The show hopes to capture this allure. The boss enemy is also the center of the show’s romance. It transgresses his power as a two-dimensional villain by giving him feelings, by attaching him to a headstrong woman who sees a lonely gentleman hiding in a monster. This leaves Trevor Belmont as a tease. He will enter the show as a secondary protagonist, an intruder on the stakes already established between Dracula and the church that wounded him. This angle is an interesting one, even if the Devil May Cry anime accomplished this by essentially making the two of them the same person.
If Dracula has become a sympathetic character, a villain by circumstance, we need a true villain to reflect the change. The mystic imperialists of the local church, led by an ambitious deacon, piss off the lord of darkness bad enough to bring down the wrath of Castlevania enemies. The vampire and the vampire hunter dislike the church equally, and form a triangle of mistrust between the medieval regime of our own past and the confrontation of a video game.

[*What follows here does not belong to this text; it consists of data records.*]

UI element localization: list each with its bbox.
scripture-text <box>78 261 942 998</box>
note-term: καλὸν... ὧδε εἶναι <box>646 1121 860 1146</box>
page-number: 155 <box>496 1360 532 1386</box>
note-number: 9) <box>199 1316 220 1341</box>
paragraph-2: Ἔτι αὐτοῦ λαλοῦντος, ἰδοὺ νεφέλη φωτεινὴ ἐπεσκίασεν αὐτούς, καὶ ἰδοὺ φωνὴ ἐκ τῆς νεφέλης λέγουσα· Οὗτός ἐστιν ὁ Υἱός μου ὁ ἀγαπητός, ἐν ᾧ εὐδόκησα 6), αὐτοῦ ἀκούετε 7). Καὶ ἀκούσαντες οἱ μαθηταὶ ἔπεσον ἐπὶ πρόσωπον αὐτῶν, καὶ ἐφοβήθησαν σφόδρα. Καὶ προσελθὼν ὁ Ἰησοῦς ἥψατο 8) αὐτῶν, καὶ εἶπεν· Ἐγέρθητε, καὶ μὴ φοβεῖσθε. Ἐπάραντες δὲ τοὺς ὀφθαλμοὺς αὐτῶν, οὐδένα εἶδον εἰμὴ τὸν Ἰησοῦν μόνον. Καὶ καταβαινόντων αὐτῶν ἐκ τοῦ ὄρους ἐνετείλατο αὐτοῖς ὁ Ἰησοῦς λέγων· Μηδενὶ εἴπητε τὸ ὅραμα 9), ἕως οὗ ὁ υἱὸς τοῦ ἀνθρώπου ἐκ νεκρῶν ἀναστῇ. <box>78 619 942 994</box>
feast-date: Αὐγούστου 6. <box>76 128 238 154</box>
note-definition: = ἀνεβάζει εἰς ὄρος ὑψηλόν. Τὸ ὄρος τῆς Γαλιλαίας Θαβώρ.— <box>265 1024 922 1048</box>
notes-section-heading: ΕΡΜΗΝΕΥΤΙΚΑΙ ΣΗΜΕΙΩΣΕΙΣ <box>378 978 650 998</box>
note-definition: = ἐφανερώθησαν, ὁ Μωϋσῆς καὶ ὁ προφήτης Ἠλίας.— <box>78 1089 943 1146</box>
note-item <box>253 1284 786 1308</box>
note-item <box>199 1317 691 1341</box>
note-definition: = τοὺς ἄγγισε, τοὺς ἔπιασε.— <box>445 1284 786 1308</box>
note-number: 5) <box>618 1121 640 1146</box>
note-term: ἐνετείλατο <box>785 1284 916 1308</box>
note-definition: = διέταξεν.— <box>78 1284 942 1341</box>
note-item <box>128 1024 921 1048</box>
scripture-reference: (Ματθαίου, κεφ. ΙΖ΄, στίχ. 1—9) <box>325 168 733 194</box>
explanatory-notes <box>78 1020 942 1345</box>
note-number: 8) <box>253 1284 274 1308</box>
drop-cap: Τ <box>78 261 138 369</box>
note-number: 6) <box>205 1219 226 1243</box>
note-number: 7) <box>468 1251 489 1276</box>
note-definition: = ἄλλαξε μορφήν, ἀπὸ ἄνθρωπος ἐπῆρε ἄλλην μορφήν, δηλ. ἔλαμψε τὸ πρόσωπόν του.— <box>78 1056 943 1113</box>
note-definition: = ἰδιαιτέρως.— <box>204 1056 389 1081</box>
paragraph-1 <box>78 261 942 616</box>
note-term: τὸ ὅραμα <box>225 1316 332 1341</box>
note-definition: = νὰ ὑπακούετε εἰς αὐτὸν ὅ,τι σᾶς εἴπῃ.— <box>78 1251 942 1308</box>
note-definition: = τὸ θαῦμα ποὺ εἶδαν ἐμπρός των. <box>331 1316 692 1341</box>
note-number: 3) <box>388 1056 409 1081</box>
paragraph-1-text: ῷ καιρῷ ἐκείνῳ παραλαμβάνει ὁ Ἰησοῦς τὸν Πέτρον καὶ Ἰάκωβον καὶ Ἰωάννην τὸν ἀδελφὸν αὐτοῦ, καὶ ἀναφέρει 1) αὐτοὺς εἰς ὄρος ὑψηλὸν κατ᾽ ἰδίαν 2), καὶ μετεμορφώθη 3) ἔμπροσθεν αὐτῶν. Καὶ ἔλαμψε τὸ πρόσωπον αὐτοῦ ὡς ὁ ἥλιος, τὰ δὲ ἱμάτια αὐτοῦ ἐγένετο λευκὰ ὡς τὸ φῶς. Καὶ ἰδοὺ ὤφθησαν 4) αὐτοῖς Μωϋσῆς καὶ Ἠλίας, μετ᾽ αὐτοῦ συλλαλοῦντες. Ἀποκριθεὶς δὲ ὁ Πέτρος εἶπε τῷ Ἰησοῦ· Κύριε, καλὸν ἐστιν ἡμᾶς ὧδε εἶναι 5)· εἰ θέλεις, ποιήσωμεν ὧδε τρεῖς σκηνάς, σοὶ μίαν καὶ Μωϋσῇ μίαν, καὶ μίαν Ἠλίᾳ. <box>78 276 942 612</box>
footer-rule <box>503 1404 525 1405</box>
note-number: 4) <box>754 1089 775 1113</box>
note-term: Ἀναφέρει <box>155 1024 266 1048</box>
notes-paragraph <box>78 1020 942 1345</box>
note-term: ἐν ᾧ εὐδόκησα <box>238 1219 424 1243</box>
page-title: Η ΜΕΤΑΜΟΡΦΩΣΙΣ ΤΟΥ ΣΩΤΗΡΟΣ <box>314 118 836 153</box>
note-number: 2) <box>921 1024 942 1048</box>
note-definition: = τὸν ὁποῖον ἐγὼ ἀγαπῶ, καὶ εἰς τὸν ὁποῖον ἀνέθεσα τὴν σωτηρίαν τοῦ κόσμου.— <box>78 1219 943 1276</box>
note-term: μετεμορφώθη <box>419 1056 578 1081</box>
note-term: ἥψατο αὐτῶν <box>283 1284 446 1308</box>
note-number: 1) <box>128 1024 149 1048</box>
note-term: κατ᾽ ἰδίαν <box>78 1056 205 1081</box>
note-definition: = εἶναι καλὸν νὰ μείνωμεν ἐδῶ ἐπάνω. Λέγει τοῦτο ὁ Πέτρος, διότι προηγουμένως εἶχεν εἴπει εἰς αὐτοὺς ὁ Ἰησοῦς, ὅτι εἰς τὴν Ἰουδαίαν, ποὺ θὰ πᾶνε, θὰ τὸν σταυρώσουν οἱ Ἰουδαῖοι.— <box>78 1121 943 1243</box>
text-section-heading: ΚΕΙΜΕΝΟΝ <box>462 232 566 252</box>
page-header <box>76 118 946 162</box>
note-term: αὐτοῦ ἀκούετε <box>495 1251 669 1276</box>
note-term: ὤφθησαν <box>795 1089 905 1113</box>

But this is all theory. At a mere four episodes, it’s with more gall than effort that Castlevania shows up with its season one. The framerate is low, the emotions are static. The first twenty-five minutes had hardly any time to resonate, and I don’t foresee a lot of dynamic motion in the show’s battle scenes. It may hint at conflicts both intellectual and emotional, but it covers very little for how quickly it moves.
Those afraid that the show would skimp on violence needn’t be — we’re leaving off this first episode with a lot of death. Castlevania gives us the spine spilling out, the guts spewing. This isn’t a kiddie anime, but it is anime-lite: it is a revolution in underachievement.
In the realm of catching up (Devil May Cry still seems to be the benchmark) Castlevania opens only theoretically. The writers see Dracula for more than a monster, and though I could have seen a fifty minute episode that explored his dilemma, he is an investing Phantom-esque anti-villain, a hero disguised by vengeance. For seeing a video game for a premise rather than a novelty, the team here leaps over the low bar set by the industry, even drawing on cinema for inspiration in putting flesh on the bones of an action-platformer.
I just can’t imagine that we’ll get far in three more episodes. Attack on Titan does quite a lot in that time with similar themes. But the creative reins aren’t that taut on Castlevania — already, after one episode, it’s beginning to wander. I fear it’s exactly what we were expecting.